2/ Now put in the horizon line that, for the sake of this example, makes this line cut through the vertical line just above half way, and it should travel from one end of the paper to the other. For other practice examples, you can be diverse as to where you put the horizon line to experience the dynamics of perspective space. 3/ Place two vanishing points on this line one at one edge of the paper and the other at the other edge of the paper.
4/ As with step four of the one point perspective now draw a line from the top and the bottom of the vertical to the vanishing points on both sides. Again accuracy is paramount in this type of drawing.
5/ You need now to visually place the back ends of the box in. Do this by placing a vertical line on one side of the original vertical so as it fits between the converging
lines and it gives the appearance of being box shaped. Then repeat the process on the other side of the original vertical. You will now have created a box in a twisted orientation using two-point perspective.
6/ As with the one-point perspective we need to create the illusion of the back of the box. To do this draw two lines from the far left hand vertical to the vanishing point on the right-hand side this is shown as a dotted line in the example.

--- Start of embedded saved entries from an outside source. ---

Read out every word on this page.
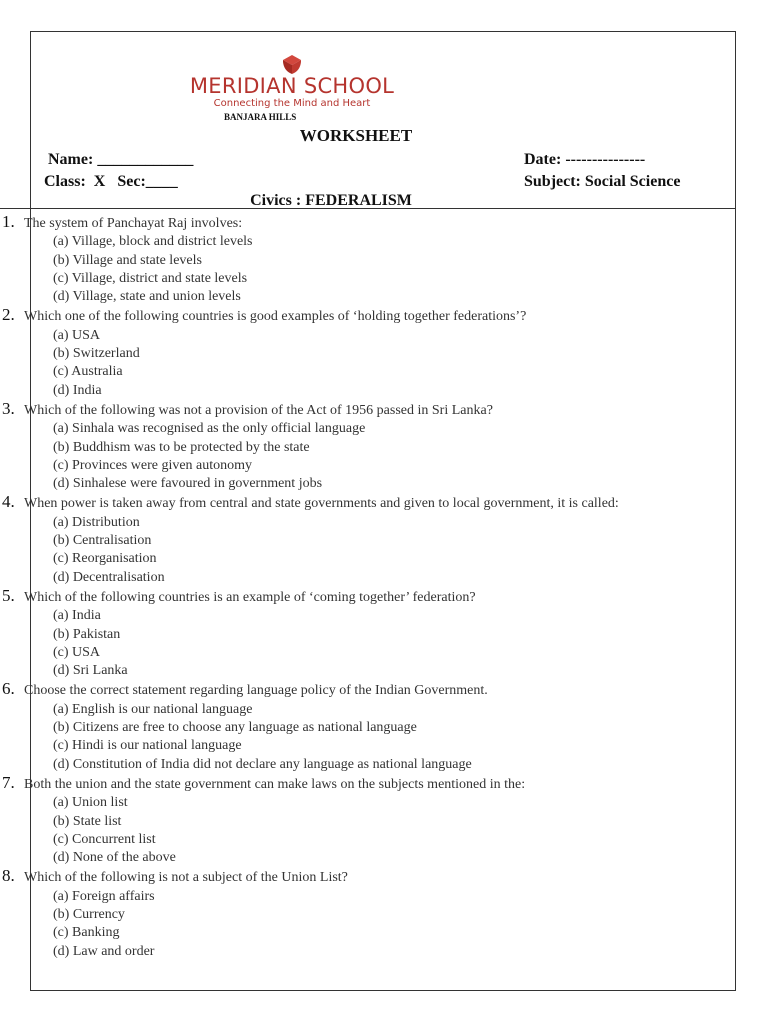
MERIDIAN SCHOOL
Connecting the Mind and Heart
BANJARA HILLS
WORKSHEET
Name: ____________	Date: ---------------
Class:  X   Sec:____	Subject: Social Science
Civics : FEDERALISM
1. The system of Panchayat Raj involves:
(a) Village, block and district levels
(b) Village and state levels
(c) Village, district and state levels
(d) Village, state and union levels
2. Which one of the following countries is good examples of ‘holding together federations’?
(a) USA
(b) Switzerland
(c) Australia
(d) India
3. Which of the following was not a provision of the Act of 1956 passed in Sri Lanka?
(a) Sinhala was recognised as the only official language
(b) Buddhism was to be protected by the state
(c) Provinces were given autonomy
(d) Sinhalese were favoured in government jobs
4. When power is taken away from central and state governments and given to local government, it is called:
(a) Distribution
(b) Centralisation
(c) Reorganisation
(d) Decentralisation
5. Which of the following countries is an example of ‘coming together’ federation?
(a) India
(b) Pakistan
(c) USA
(d) Sri Lanka
6. Choose the correct statement regarding language policy of the Indian Government.
(a) English is our national language
(b) Citizens are free to choose any language as national language
(c) Hindi is our national language
(d) Constitution of India did not declare any language as national language
7. Both the union and the state government can make laws on the subjects mentioned in the:
(a) Union list
(b) State list
(c) Concurrent list
(d) None of the above
8. Which of the following is not a subject of the Union List?
(a) Foreign affairs
(b) Currency
(c) Banking
(d) Law and order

7/ Now do the same from the vertical line on the right hand side. Draw two lines from the top and bottom of this vertical that will extend back to the vanishing point on the left hand side.
8/ Finally, to finish off this drawing, all you need to do is to draw a vertical line between the two points at which they cross at the back of the box.
It is possible, using the same process but changing the vanishing points, to create many boxes in different orientations on the same picture. This process described here has also been used in the observed perspective drawing, but the vanishing points and horizon line or eye level is found through calculation from our observation.